Instrumenting Your SRE Agent: What to Log

Token usage. Tool calls. Decisions. Failures. The structured log schema that makes debugging tractable, with the field-by-field rationale.

The log schema

Every step emits a structured log: timestamp, run_id, step_index, agent_role, action_type, action_args, tool_name, tool_args, model_name, tokens_in, tokens_out, latency_ms, cost_usd, status.

The schema is enforced by a validator. Logs that do not match are dropped or repaired; the schema does not bend.

Add fields conservatively. Each field is a maintenance burden; only add when a known consumer needs it.

Cardinality discipline

Run_id is high cardinality (one per run); fine. Tool_name is low cardinality (a handful per agent); fine. Action_args, if logged raw, can explode cardinality.

Hash high-cardinality string fields when used as labels. Keep the raw value in the body for debugging.

Watch the cardinality of the labels you use in dashboards. A blown-up cardinality breaks the dashboard and your bill.

Retention policy

Hot logs (last 7 days): full detail, queryable from the dashboard.

Warm logs (7-90 days): downsampled, sometimes anonymised. Queryable but slower.

Cold logs (90+ days): archived to object storage. Used only for compliance audits or deep historical analysis.

What to redact

Customer identifiers: hash before logging. Internal hostnames: hash if they identify private services. Secrets: never log.

Compliance frameworks (SOC2, HIPAA, PCI) constrain what can be logged. Build the redaction layer to be pluggable; redactors are a frequently-updated piece.

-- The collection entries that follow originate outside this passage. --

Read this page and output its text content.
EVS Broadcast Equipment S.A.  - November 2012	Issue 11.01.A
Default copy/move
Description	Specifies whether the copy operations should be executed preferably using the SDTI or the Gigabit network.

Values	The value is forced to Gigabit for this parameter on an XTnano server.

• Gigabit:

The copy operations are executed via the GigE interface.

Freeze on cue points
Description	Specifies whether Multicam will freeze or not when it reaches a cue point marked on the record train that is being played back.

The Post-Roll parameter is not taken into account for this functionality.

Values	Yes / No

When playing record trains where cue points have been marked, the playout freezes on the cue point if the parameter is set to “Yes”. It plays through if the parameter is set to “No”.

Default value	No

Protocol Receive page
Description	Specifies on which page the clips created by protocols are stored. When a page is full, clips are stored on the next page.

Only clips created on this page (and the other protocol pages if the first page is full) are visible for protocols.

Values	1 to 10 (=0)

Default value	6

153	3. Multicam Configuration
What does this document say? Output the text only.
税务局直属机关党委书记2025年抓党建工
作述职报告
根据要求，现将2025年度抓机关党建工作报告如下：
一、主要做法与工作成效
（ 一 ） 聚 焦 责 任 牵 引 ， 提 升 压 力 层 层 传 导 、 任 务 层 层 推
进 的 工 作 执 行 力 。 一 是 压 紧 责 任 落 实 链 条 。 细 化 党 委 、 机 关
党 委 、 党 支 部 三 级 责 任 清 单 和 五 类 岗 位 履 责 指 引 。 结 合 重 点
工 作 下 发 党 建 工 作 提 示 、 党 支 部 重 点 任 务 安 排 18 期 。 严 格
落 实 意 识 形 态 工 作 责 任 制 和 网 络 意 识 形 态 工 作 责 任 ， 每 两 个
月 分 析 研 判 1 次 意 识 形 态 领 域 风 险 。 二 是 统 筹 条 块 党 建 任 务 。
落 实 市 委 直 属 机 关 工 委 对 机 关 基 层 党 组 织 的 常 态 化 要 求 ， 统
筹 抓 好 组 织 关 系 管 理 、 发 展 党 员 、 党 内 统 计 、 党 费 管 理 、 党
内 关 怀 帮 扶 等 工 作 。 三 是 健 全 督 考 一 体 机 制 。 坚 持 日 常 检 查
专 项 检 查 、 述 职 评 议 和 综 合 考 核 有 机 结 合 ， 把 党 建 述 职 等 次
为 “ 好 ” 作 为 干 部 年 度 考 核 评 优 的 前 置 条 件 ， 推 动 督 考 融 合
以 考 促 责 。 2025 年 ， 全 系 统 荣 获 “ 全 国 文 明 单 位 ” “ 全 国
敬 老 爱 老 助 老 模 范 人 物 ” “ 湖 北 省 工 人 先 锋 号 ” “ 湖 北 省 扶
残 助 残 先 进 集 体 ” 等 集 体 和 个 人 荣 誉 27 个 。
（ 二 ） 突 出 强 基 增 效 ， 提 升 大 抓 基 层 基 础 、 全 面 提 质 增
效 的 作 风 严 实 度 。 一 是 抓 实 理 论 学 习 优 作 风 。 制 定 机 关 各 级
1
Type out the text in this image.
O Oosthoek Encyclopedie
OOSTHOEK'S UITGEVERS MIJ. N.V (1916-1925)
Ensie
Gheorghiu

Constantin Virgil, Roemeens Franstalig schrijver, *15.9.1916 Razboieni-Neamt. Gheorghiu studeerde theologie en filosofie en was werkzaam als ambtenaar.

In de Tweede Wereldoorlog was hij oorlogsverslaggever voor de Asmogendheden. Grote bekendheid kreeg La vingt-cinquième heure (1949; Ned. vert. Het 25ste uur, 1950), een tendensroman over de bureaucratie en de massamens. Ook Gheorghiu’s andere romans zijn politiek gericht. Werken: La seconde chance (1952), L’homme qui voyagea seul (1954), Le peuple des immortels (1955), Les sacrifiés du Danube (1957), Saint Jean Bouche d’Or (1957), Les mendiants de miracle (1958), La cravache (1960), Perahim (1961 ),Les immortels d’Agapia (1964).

Test redaction. Periodically audit logs for fields that should have been redacted; fix the redactor when leaks are found.

Common queries you should optimise for

"All steps in this run": index on run_id.

"Cost by agent role over the last day": aggregate index on agent_role + timestamp.

"Tool call failures by tool name": index on tool_name + status. The single most useful query for debugging agent behaviour.